Oleh Saifuddin A. Rasyid
(Akademisi UIN Ar-Raniry)
Al-Rasyid.id • Momentum seperempat abad syahid Prof Safwan Idris diperingati UIN Ar-Raniry Banda Aceh pada Selasa 16 September 2025. Acara haul seperempat abad itu dilaksanakan serangkaian dengan shalat subuh berjamaah di masjid Fathun Qarib komleks UIN Ar-Raniry.
Agenda yang berlangsung khidmat itu dihadiri oleh Rektor UIN Ar-Raniry, para wakil rektor, kepala biro, para dekan dan segenap unsur pimpinan, representasi para dosen dan tenaga kependidikan PTKIN terkemuka yang terletak di ujung pulau sumatera tersebut. Keluarga almarhum Safwan Idris turut hadir membersamai.
Shalat subuh, zikir dan do’a bersama dipimpin oleh ust Jamhuri Ramli, pimpinan Zawiyah Nurun Nabi. Dengan gaya irama dan kelembutan suara ustaz Jamhuri menjadikan zikir dan doa bersama itu berlangsung sangat khidmat. Kiranya itu menjadi amal shalih jamaah haul yang hadir dan Allah catatkan kebaikan dan kemaslahatan untuk almarhum Safwan Idris dalam ridhaNya.
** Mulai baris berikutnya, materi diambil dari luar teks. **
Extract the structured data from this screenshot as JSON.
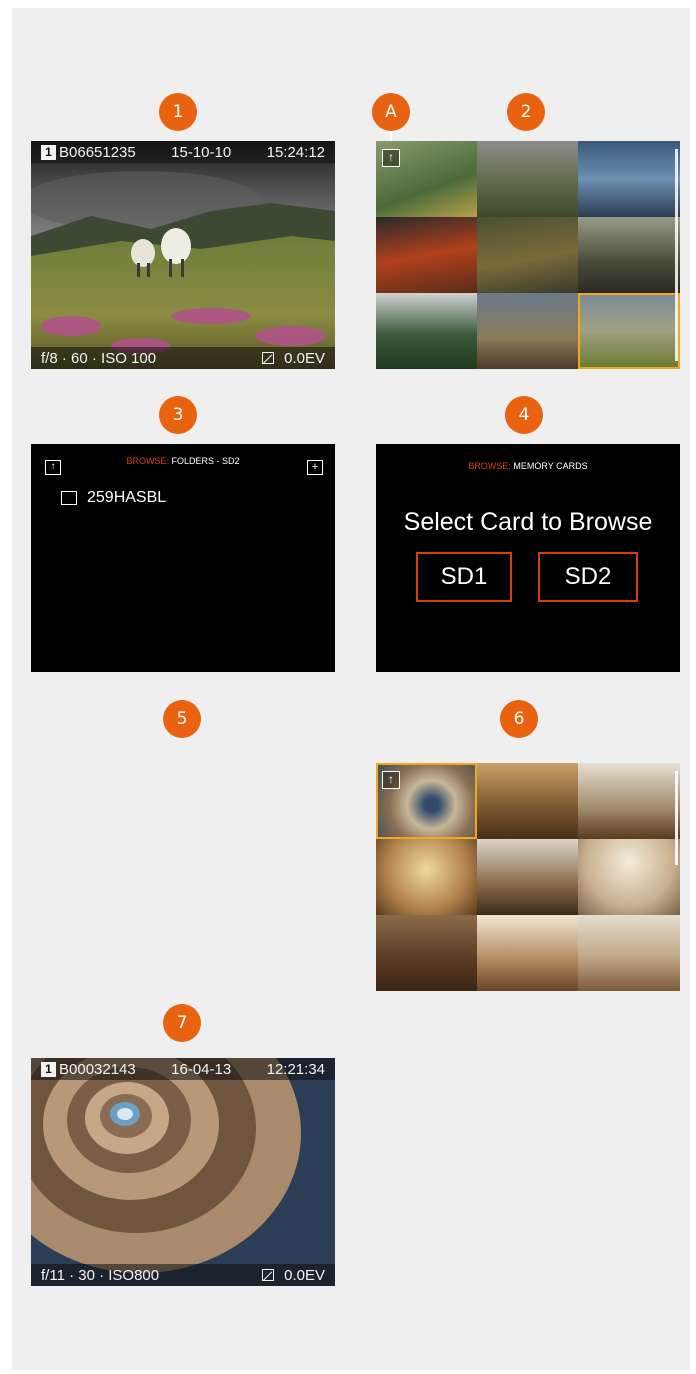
{
  "badges": [
    "1",
    "2",
    "A",
    "3",
    "4",
    "5",
    "6",
    "7"
  ],
  "screen1": {
    "slot": "1",
    "image_id": "B06651235",
    "date": "15-10-10",
    "time": "15:24:12",
    "exposure": "f/8 · 60 · ISO 100",
    "ev": "0.0EV"
  },
  "screen3": {
    "browse_label": "BROWSE:",
    "location": "FOLDERS - SD2",
    "folder_name": "259HASBL"
  },
  "screen4": {
    "browse_label": "BROWSE:",
    "location": "MEMORY CARDS",
    "heading": "Select Card to Browse",
    "card1": "SD1",
    "card2": "SD2"
  },
  "screen7": {
    "slot": "1",
    "image_id": "B00032143",
    "date": "16-04-13",
    "time": "12:21:34",
    "exposure": "f/11 · 30 · ISO800",
    "ev": "0.0EV"
  },
  "colors": {
    "badge": "#e8620f",
    "selection_yellow": "#f0a81c",
    "card_border": "#d4400e",
    "browse_orange": "#d4400e"
  }
}
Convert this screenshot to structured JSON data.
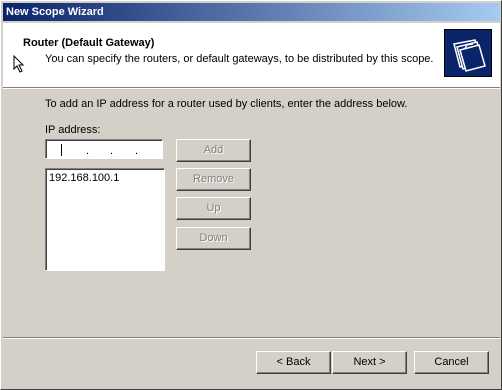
{
  "window": {
    "title": "New Scope Wizard"
  },
  "header": {
    "title": "Router (Default Gateway)",
    "subtitle": "You can specify the routers, or default gateways, to be distributed by this scope.",
    "icon": "folders-icon"
  },
  "content": {
    "instruction": "To add an IP address for a router used by clients, enter the address below.",
    "ip_label": "IP address:",
    "ip_value": "",
    "routers": [
      "192.168.100.1"
    ]
  },
  "buttons": {
    "add": "Add",
    "remove": "Remove",
    "up": "Up",
    "down": "Down"
  },
  "footer": {
    "back": "< Back",
    "next": "Next >",
    "cancel": "Cancel"
  }
}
Prof Azman Ismail, mantan imam besar Mesjid Raya Baiturrahman Aceh, yang hadir bersama Bunda Tasnim Idris isteri beliau, mewakili kelurga almarhum menyampaikan rasa haru keluarga dan terimakasih kepada pimpinan UIN Ar-Raniry yang telah mengambil waktu secara khusus untuk mengenang almarhum Safwan Idris. Prof Azman, yang merupakan adik ipar dari almarhum tak sanggup berkata panjang dalam kesempatan itu.
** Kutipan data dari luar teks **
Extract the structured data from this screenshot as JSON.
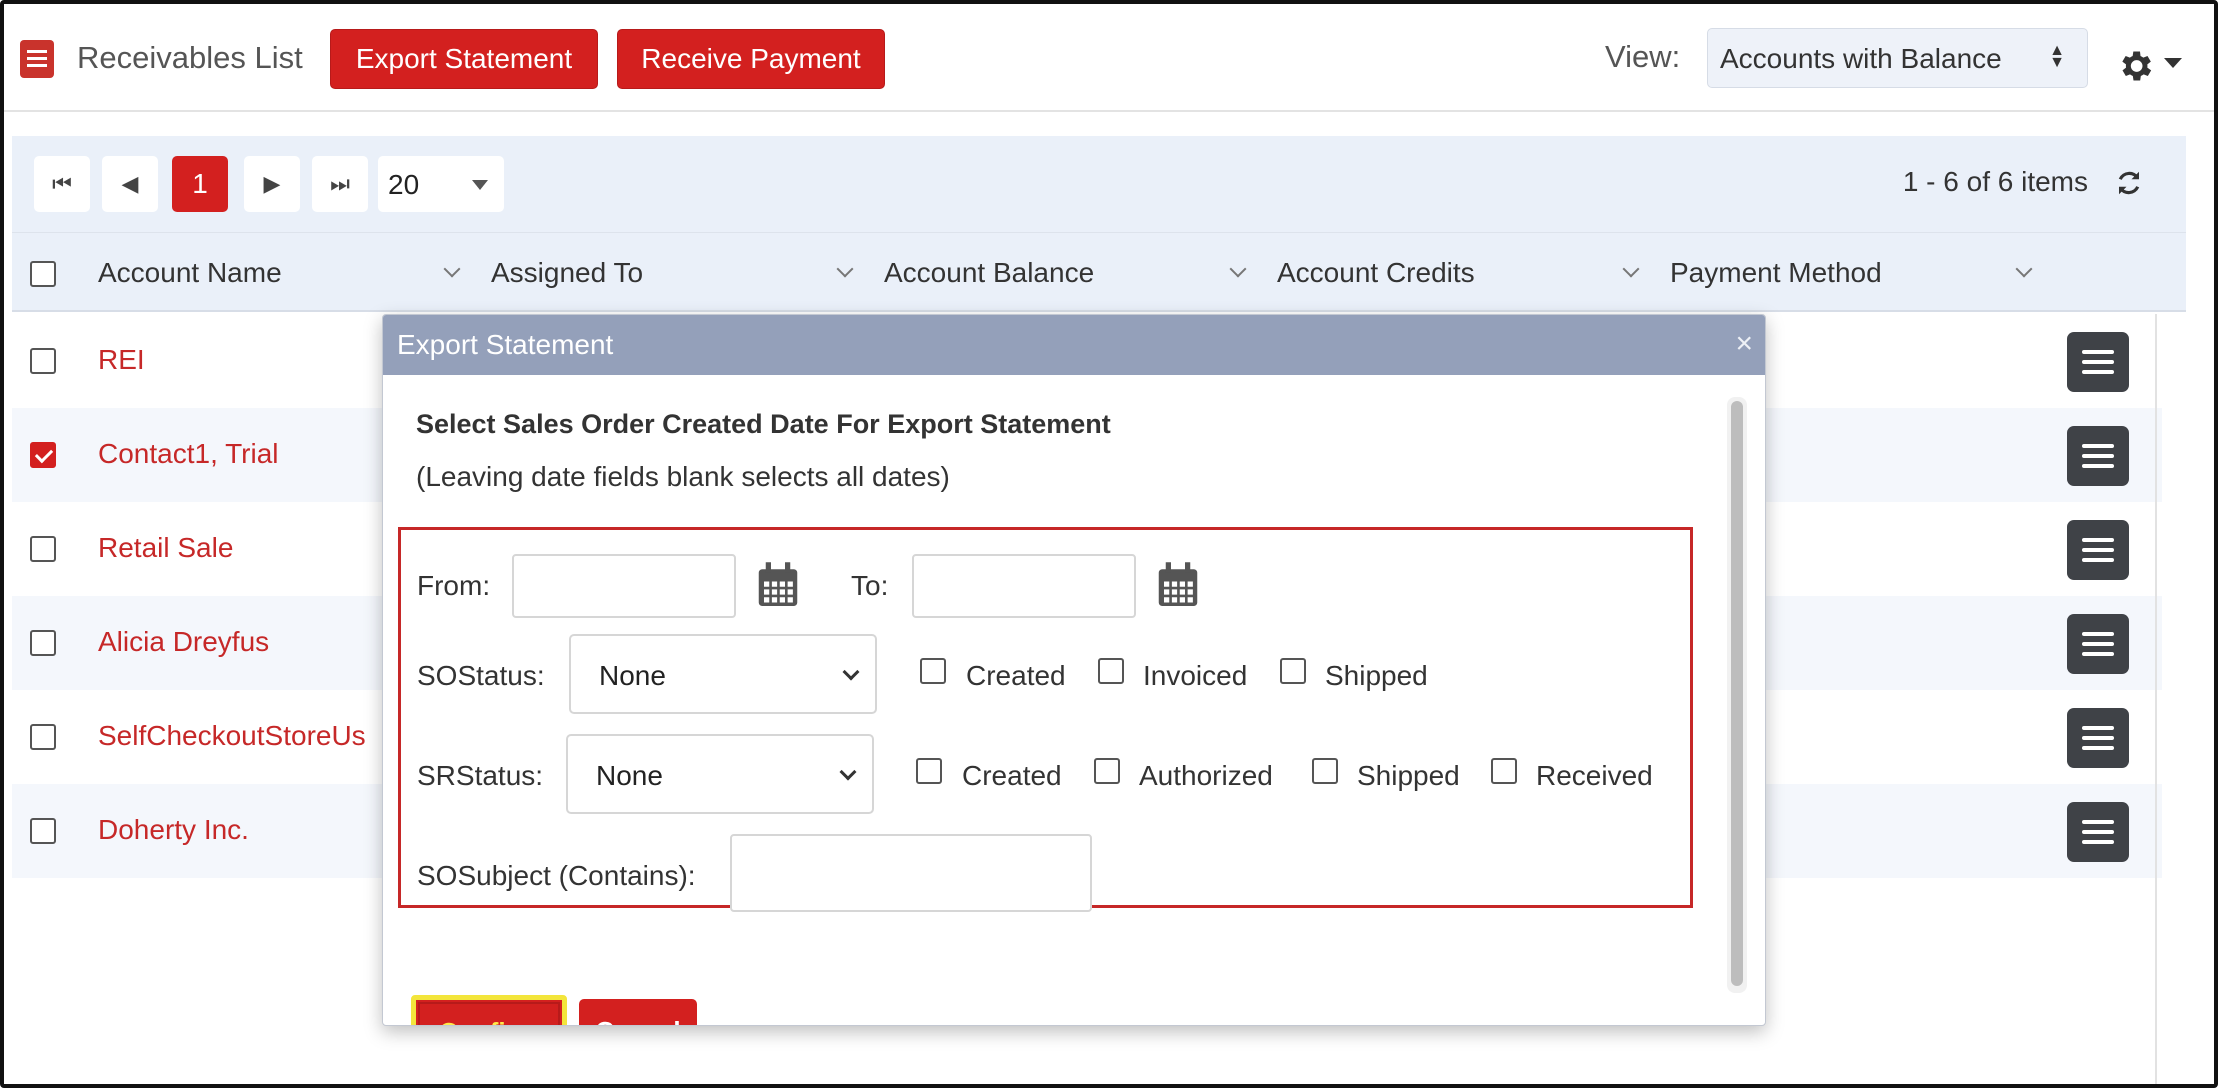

Tetapi hadirin mafhum betapa dukungan dan keikutsertaan keluarga almarhum, yang berada di tempat tampak hadir semua, membuat acara ini sangat berkualitas. Termasuk hadir Prof Safrul Muluk menantu almarhum kesayangan keluarga dan isteri Hajjah Sari Safwan ikut larut dalam ikir dan doa bersama itu. Dr. Suhrawardi, ponakan almarhm, ahli ilmu falak USK juga hadir.
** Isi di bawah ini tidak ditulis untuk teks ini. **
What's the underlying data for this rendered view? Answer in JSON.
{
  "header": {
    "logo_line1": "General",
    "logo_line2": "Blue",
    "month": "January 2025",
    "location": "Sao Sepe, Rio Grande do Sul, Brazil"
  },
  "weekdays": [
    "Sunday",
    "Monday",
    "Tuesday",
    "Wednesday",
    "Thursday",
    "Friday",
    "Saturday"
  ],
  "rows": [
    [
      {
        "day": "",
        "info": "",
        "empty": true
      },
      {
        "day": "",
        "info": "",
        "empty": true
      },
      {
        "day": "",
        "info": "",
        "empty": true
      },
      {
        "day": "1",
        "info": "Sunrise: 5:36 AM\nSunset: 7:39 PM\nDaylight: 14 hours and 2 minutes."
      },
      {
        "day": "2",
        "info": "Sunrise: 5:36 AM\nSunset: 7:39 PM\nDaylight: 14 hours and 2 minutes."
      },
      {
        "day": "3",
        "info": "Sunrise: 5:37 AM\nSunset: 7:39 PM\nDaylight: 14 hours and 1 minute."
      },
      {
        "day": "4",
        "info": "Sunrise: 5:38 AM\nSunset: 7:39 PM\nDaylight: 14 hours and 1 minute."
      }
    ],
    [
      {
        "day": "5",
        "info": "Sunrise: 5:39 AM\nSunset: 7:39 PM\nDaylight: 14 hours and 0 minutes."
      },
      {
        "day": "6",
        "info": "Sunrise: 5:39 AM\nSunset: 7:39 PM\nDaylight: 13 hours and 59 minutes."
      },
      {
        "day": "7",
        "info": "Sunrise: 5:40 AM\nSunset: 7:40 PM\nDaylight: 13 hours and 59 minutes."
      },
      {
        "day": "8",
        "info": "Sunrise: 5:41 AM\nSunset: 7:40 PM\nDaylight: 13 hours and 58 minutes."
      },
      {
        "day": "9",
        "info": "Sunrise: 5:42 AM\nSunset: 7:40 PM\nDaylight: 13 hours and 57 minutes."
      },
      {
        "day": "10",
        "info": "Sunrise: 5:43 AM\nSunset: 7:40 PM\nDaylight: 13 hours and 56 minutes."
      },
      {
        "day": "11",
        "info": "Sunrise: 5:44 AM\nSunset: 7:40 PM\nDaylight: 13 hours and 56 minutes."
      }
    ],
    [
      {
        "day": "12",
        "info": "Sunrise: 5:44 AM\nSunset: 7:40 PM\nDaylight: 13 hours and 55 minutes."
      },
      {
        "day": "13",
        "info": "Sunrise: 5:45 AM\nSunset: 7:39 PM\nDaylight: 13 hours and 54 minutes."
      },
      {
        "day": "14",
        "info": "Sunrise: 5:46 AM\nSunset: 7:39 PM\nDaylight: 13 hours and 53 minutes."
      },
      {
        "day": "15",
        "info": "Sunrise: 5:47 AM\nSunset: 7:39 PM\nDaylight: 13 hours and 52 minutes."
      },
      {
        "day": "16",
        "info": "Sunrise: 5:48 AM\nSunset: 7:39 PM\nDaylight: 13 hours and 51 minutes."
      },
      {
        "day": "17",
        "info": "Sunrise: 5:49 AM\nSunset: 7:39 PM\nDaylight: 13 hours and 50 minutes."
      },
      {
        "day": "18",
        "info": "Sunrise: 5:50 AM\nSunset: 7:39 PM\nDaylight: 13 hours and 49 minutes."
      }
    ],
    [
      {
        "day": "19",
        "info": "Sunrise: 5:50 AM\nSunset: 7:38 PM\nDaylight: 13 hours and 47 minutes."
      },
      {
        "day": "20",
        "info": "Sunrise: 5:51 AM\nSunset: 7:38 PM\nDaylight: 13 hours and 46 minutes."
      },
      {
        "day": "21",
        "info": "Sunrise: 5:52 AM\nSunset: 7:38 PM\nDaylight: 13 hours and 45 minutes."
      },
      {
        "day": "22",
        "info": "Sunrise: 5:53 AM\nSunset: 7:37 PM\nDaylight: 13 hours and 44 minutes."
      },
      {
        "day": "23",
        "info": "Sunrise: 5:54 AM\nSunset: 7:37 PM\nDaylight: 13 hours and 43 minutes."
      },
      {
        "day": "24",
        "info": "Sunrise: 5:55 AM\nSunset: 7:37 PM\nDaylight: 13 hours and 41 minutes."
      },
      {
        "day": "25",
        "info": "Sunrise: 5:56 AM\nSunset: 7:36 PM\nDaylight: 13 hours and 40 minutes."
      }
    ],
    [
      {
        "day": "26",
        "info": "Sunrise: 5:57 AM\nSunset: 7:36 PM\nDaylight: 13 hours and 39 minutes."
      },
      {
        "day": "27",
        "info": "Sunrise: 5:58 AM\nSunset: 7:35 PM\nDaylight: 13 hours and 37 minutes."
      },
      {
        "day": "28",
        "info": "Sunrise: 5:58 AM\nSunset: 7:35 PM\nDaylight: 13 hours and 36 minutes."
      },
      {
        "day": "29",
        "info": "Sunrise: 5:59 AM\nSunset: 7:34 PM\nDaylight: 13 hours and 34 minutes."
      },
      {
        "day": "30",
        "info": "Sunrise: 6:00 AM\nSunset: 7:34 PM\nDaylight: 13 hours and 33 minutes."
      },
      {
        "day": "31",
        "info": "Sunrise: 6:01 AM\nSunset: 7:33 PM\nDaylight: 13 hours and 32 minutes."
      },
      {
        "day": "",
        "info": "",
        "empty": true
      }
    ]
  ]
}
Ibu Alawiyah, isteri almarhum yang sedang berada di Australia dan Iban Salda putera almarhum yang sedang berada di Qatar keduanya tidak dapat hadir secara langsung, tetapi mengukuti jalannya acara haul seperempat abad itu melalui channel youtube UIN Ar-Raniry yang disiarkan dan direkam secara langsung. Ibu Alawiyah dan keluarga berterimakasih dan menitip salam kepada segenap kita yang menyayani Prof Safwan Idris.
Sebagaimana pembaca ketahui – seperti banyak informasi yang dapat diakses di media -- bahwa Prof Safwan Idris adalah rektor ketujuh UIN Ar-Raniry, yang meninggal dunia pada 16 September tahun 2000 karena ditembak di ruang tamu rumah dinasnya di kompleks UIN Ar-Raniry. Tragedi itu belum terungkap sampai saat ini. Keluarga tampaknya sudah mengikhlaskan kepergian almarhum dengan mengharap keridhaan dan keadilan mahkamah dari Allah Taala.
Tokoh Pejuang
Rektor UIN Ar-Raniry Banda Aceh, Prof Mujiburrahman, tampak memberi perhatian khusus terhadap prof Safwan. Dalam sambutan panjangnya pagi itu Prof Mujib menyatakan kita sudah kehilangan seorang sosok guru besar, pemimpin, inspirator, dan pengayom yang sangat meiliki gezah dan wibawa, dan sangat dihormati. Almarhum tidak hanya disegani oleh mahasiswa tetapi juga oleh dosen dan tenaga kependidikan. Bila beliau lewat orang segera menyesuaikan sikap dan menghormati, karena ta’zhim.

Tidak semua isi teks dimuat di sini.